Before we get started on today's feature, just a reminder that the clock is clicking on the limited offer for my forthcoming Cemetery Dance novella, Oktober Shadows. Ordering deadline for the book is Monday, November 1st, so click on over to the CD site if you're interested in reserving a copy... and thanks!
Norman Partridge (Hey! This is my blog! It's about time I got a chance to pick a movie!) on THE BRIDE OF FRANKENSTEIN (1935): Growing up as a kid in Vallejo in the pre-video/DVD sixties, Bride of Frankenstein was the one horror movie that the public library owned. Every year, the staff would trot it out for a Halloween showing, and I saw it more than a few times during those annual events.
That's part of the reason BOF is my favorite among the Universal Horrors. I can still remember my anticipation building as the date of the showing would grow nearer, just as I recall sitting in the dark and watching the movie I'd read so much about in Famous Monsters and biographies of Boris Karloff. And though it's connection to Mary Shelley's novel is tangential at best, for me Bride of Frankenstein is THE Frankenstein movie... even if it has more to do with James Whale's vision than that of The Monster's true creator herself.
For me, the reason's simple. Though Whale spills plenty of sparks in his mad lab and boils up a sky full of Hollywood lightning in the first sequel to Frankenstein, what he really did was catch lightning in a bottle. Everything works in Bride of Frankenstein, and for me it's the perfect horror movie. It moves like a bullet and doesn't waste a scene. It's vision is both sardonic and more-than-a-little melancholy, a combination that is almost impossible to pull off. Bride is also funny as hell (and, yep... I mean that literally). And it really gives viewers two top-tier monsters for the price of one: Karloff's mad/sad Monster, and Ernest Thesiger's "seven-deadly-sins-all-rolled-into-one" Doctor Pretorius... two flip sides to one very dark coin.
So give that coin a flip on Halloween night if you're looking for a great thrill. Either way it lands, it's coming up heads.
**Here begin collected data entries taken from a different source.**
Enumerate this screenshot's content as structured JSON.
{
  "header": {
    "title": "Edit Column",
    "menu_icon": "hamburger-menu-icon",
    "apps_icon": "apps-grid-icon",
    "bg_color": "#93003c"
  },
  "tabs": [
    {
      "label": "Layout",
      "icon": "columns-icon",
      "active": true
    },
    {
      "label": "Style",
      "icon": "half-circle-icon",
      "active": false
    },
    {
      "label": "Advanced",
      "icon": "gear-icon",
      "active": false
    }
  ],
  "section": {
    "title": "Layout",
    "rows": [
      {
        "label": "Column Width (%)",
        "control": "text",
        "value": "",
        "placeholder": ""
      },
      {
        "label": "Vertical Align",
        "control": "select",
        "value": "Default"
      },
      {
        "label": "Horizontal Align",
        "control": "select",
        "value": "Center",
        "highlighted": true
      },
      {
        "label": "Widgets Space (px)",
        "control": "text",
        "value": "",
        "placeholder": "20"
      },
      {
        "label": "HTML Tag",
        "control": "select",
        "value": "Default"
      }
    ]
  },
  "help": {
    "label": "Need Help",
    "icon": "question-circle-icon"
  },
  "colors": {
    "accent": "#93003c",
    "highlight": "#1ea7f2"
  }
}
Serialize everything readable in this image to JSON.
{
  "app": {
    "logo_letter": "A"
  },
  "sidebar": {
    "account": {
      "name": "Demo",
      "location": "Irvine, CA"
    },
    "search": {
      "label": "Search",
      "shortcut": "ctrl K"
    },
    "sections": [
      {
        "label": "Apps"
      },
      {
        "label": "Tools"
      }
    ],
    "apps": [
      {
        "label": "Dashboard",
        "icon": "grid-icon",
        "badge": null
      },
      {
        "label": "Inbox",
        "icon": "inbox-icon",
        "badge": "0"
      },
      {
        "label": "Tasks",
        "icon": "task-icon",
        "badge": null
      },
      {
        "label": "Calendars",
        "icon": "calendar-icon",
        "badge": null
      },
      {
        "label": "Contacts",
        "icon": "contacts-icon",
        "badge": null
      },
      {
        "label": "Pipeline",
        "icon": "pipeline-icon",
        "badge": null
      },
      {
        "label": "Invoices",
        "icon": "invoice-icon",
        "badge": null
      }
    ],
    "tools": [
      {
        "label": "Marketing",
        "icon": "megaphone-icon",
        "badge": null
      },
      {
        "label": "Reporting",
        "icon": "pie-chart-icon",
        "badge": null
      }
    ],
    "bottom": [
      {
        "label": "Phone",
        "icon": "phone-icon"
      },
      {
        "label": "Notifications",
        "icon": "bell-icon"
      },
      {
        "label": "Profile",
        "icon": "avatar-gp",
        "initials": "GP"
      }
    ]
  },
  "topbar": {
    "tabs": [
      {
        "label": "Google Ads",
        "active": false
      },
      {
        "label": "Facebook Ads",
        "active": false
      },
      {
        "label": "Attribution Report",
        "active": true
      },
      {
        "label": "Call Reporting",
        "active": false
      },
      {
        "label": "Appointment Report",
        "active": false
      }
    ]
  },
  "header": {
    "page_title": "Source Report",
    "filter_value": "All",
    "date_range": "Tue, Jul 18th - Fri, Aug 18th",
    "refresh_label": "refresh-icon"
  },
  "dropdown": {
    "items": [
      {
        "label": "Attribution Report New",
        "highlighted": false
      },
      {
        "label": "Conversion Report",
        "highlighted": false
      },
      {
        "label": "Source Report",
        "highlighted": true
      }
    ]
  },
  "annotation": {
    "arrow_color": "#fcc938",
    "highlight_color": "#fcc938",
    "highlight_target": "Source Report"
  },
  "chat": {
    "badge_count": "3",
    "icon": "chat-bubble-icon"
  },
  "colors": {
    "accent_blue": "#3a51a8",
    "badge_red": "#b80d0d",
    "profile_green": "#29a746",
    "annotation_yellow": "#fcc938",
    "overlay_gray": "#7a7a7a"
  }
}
Tia V. Travis (author of "No Need of Wings") on REBECCA (1940): When I was little, my mother transported my brother and me across Canada by rail with our earthly belongings stowed in a behemoth of an iron-bound trunk of uncertain vintage. The trunk later became our guillotine-edged toy chest/basement library, and among the books stored there over the years -- including, inexplicably, Judy Garland and the Hoodoo Costume -- was my mum's first edition hardcover of Daphne Du Maurier's Rebecca. "Last night I dreamt I went to Manderley again..." And every October when I'm alone in the house I revisit Hitchcock's Academy-award winning 1940 film adaptation. Rebecca possesses all the elements of a mid-century Gothic romance thriller: the forbidding seaside manor haunted by the memory of a beautiful-but-wicked femme fatale drowned in a boating tragedy; the secretive, wealthy widower tormented by his past (Laurence Olivier); the sinister housekeeper with a fierce devotion to the tempestuous first Mrs. de Winter and an intense hatred of her timorous new mistress (Judith Anderson); the quintessential charming scoundrel (George Sanders); the naive young heroine (Joan Fontaine) trapped in a tangled skein of mystery and deceit; and an unforgettable pyrotechnic climax.
For those seeking an even darker shade of black (or whiter shade of deathly pale), The Innocents is a film I find far too disturbing to view without my husband (you know who you are!) ensconced in the parlour chair at my side... and this, despite my affinity for quiet ghost stories and malefic Women in Black. The eponymous 1961 film adaptation of Henry James' 1899 novella stars Deborah Kerr as the repressed governess to a pair of decidedly odd children. Convinced her young charges are being unnaturally influenced by malevolent spirits haunting the remote country estate, Kerr soon finds herself drawn under their evil spell. The Innocents marries vertiginous Victorian paranoia with heart-pounding psychological suspense, and culminates in a deeply disturbing finale courtesy of a master storyteller at the height of his literary powers.
Neve Partridge on Disney's THE LEGEND OF SLEEPY HOLLOW (1949): I haven't seen this yet (I'm not even nine months old and I'm not allowed to watch television!), but my dad and mom watch it every year. I sure like listening to the song, though. Thurl Ravenscroft is the best!